There are trauma victims waiting in ERs, who can't get treatment because of this self-inflicted disaster. There are people waiting on life-saving surgeries, who can't come in for them, because all the doctors are busy, and all the beds are full.
Not getting vaccinated is a choice, but choices should have consequences.
Probably for the same reason why you don't reject obese people. 1.5 yrs of pandemic is a lot of time to lose weight and help with overloading hospitals. They should start using scales in front of pubs too or measure body fat :)
If obesity were preventable by two free shots, and the ICUs were flooded by an obesity epidemic, I'd consider it acceptable to take that into consideration during triage, too.
Eating less isn't that simple, there's a bloody powerful biological imperative to eat, and modern diets, plus industrialized societies hijack a lot of the negative feedback loops that are supposed to prevent us from overeating... Also, crappy, addictive junk food - or empty carbs - tend to be the most affordable option at the grocery.
Vaccination is two free ten-minute appointments at any doctor's office, UCU, or grocery.
Comparing the two the way you do severely undersells why obesity is such a difficult problem to solve. If it could be solved by two free shots, it wouldn't be a difficult problem to solve.
For some people eating less is easier than getting vaccines. I know people who have panic attacks over the thought (they had to be put under to get vaccinated).
Also, lots of people come from communities that were experimented on by big pharma which explains rate differences amongst races.
> I know people who have panic attacks over the thought (they had to be put under to get vaccinated).
This can't be the reason for why >40% of the eligible population isn't vaccinated.
> Also, lots of people come from communities that were experimented on by big pharma which explains rate differences amongst races.
Even if this does explain lower vaccination rates among Hispanics and African Americans (Who, by the way, have much worse outcomes if they catch COVID), it doesn't explain why white people are also not getting vaccinated.

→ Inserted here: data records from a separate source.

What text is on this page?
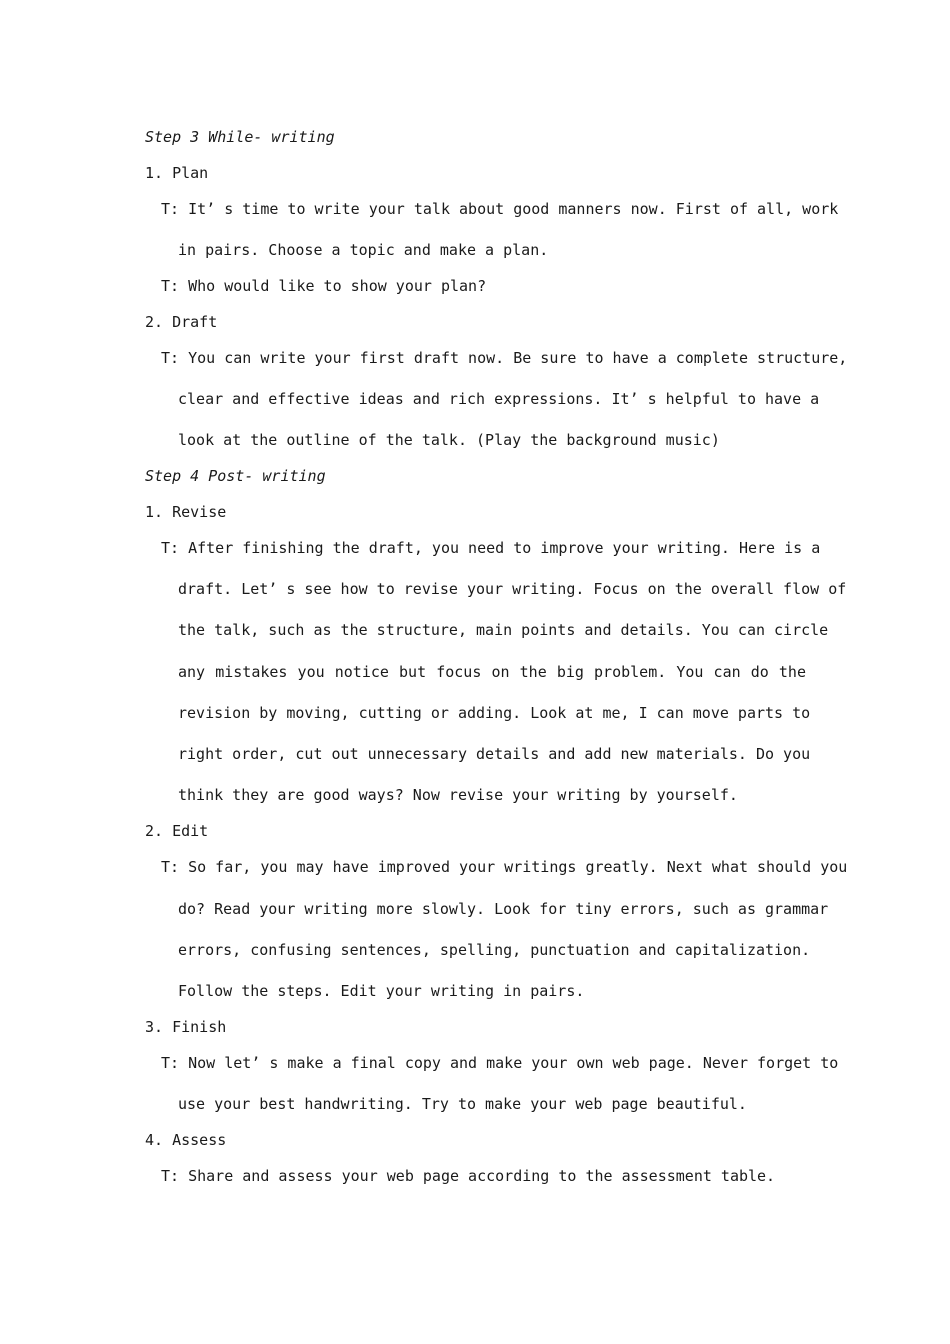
Step 3 While- writing
1. Plan
T: It’ s time to write your talk about good manners now. First of all, work
in pairs. Choose a topic and make a plan.
T: Who would like to show your plan?
2. Draft
T: You can write your first draft now. Be sure to have a complete structure,
clear and effective ideas and rich expressions. It’ s helpful to have a
look at the outline of the talk. (Play the background music)
Step 4 Post- writing
1. Revise
T: After finishing the draft, you need to improve your writing. Here is a
draft. Let’ s see how to revise your writing. Focus on the overall flow of
the talk, such as the structure, main points and details. You can circle
any mistakes you notice but focus on the big problem. You can do the
revision by moving, cutting or adding. Look at me, I can move parts to
right order, cut out unnecessary details and add new materials. Do you
think they are good ways? Now revise your writing by yourself.
2. Edit
T: So far, you may have improved your writings greatly. Next what should you
do? Read your writing more slowly. Look for tiny errors, such as grammar
errors, confusing sentences, spelling, punctuation and capitalization.
Follow the steps. Edit your writing in pairs.
3. Finish
T: Now let’ s make a final copy and make your own web page. Never forget to
use your best handwriting. Try to make your web page beautiful.
4. Assess
T: Share and assess your web page according to the assessment table.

It also doesn't explain why most minorities who have not gotten vaccinated give a reason of "I want to wait and see" [1], and why most white people who have not gotten vaccinated give a reason of "I've already made up my mind, definitely not getting vaccinated."
They don't trust doctors recommendations for vaccination, but apparently trust doctors recommendations for every other aspect of getting treated for COVID...
The point is that what other people not willing to do, or being afraid to do, can be difficult for them, even if irrational.
I personally can't think of easier thing than losing weight when you know you will die younger and know the present life has worse quality of life as well.
Of course the obesity problem has their own anti vaxxer movement where people claim obesity and health problems are not related, that it's beautiful etc.
If drastically reducing the incidence of drug/alcohol addiction and sports injuries was as easy as administering 2 shots, we wouldn't be having this discussion.
It is ultimately your choice. Just understand that others making the same choice are currently filling up hospital beds. The numbers don't lie.
Can we expect that people who aren't vaccinated show some solidarity... And vaccinate themselves?
Solidarity with defectors only works when there are enough resources for everyone. When there aren't, we triage. First come first serve, at the expense of people who have not defected is a stupid way to allocate those resources, when there's such a simple preventative measure available.
> In other words, the onerous mitigations you're complaining about are working?
The QRCODE has been in place since 1 week. Deaths were previously at the same level.
Then explain Sweden, India or Africa. It should be terrible there, it's not though.
FYI in Paris region, between march 2020 and march 2021 intensive care beds have been reduced from 2500 to 1700. And this is like that all other France.
It's a much better explanation why we have so much worse stats than Sweden.